#19 À quel prix ?

© Yolande Benoist Supermarché d’un monde parallèle (Sénégal, 2009)

© Yolande Benoist
Supermarché d’un monde parallèle (Sénégal, 2009)

Tout était devenu cher. Mais on se saignait aux quatre veines pour acquérir, pour posséder. Avoir. Pour être comme les autres. Il fallait une grande maison, une garde-robe fournie, un mobilier clinquant, des objets éclatants. On s’endettait, on créditait, on empruntait. On accumulait. La maison devenait trop remplie, trop petite pour faire rentrer tout ça.

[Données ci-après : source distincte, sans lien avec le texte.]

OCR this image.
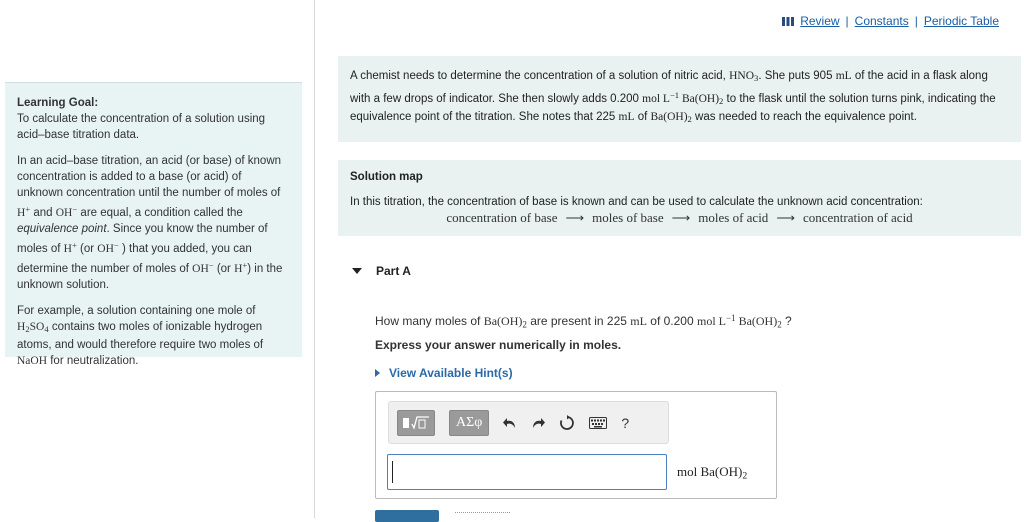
Learning Goal:
To calculate the concentration of a solution using acid–base titration data.

In an acid–base titration, an acid (or base) of known concentration is added to a base (or acid) of unknown concentration until the number of moles of H+ and OH− are equal, a condition called the equivalence point. Since you know the number of moles of H+ (or OH− ) that you added, you can determine the number of moles of OH− (or H+) in the unknown solution.

For example, a solution containing one mole of $H_2SO_4$ contains two moles of ionizable hydrogen atoms, and would therefore require two moles of NaOH for neutralization.

Review | Constants | Periodic Table
A chemist needs to determine the concentration of a solution of nitric acid, $HNO_3$. She puts 905 mL of the acid in a flask along with a few drops of indicator. She then slowly adds 0.200 mol $L^{-1}$ $Ba(OH)_2$ to the flask until the solution turns pink, indicating the equivalence point of the titration. She notes that 225 mL of $Ba(OH)_2$ was needed to reach the equivalence point.
Solution map
In this titration, the concentration of base is known and can be used to calculate the unknown acid concentration:
concentration of base ⟶ moles of base ⟶ moles of acid ⟶ concentration of acid
Part A
How many moles of $Ba(OH)_2$ are present in 225 mL of 0.200 mol $L^{-1}$ $Ba(OH)_2$ ?
Express your answer numerically in moles.
View Available Hint(s)
ΑΣφ	?
mol $Ba(OH)_2$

Lui, il se séparait de tout. Ça l’encombrait, ça l’étouffait, ça le brûlait, ces trucs et ces machins. Il les avait observé longtemps pour voir s’il y avait quelque chose dedans, si un cœur battait à l’intérieur. Mais tout sonnait creux. Il a jeté les objets de décoration d’abord. Il a gardé trois caleçons, deux tee-shirt, un gros pull, un manteau chaud et quelques chaussettes, une paire de godasses. Et tout le reste est parti aux oubliettes. On le regardait de travers, lui, celui qui jetait tout, qui refusait les cadeaux, qui s’était mis à rire quand sa cabane avait capitulé dans un incendie. Il n’y avait qu’un fou pour se réjouir d’être dans le dénuement.

Et puis tout a craqué. Les bouts de papiers en qui on avait une foi absolue se sont envolés. Lui, il ne riait pas, il ne se moquait pas, il continuait à vivre en faisait pousser ses légumes. Et les autres pleuraient. Ils ont commencé à vendre leurs objets mais plus personne n’en voulait. Alors les prix ont plongé dans un gouffre. Et on s’est mis à vivre sans tous les trucs et les machins. Ce n’était pas facile. On a regardé le fou d’un autre œil. Pas si fou peut-être. Lui, il plantait, il arrosait, il récoltait. Il semait.

Eux, ils échangeaient puisque personne ne pouvait plus rien acheter. Mais à quoi bon ? Un truc contre un machin, qu’est-ce que ça peut faire de bien ? Et puis à quoi ça sert tout ça ? Les prix ont disparu, ils avaient tellement baissé que tout était devenu moins cher que gratuit. Les boutiquiers ne savaient plus quoi étaler. Les marchands n’avaient plus le cœur à vendre. Les acheteurs s’étaient métamorphosés en âmes sans porte-monnaie. Alors on l’a regardé sérieusement. Et le temps faisant son œuvre, tout le monde s’est mis à savourer des tomates au goût de tomate.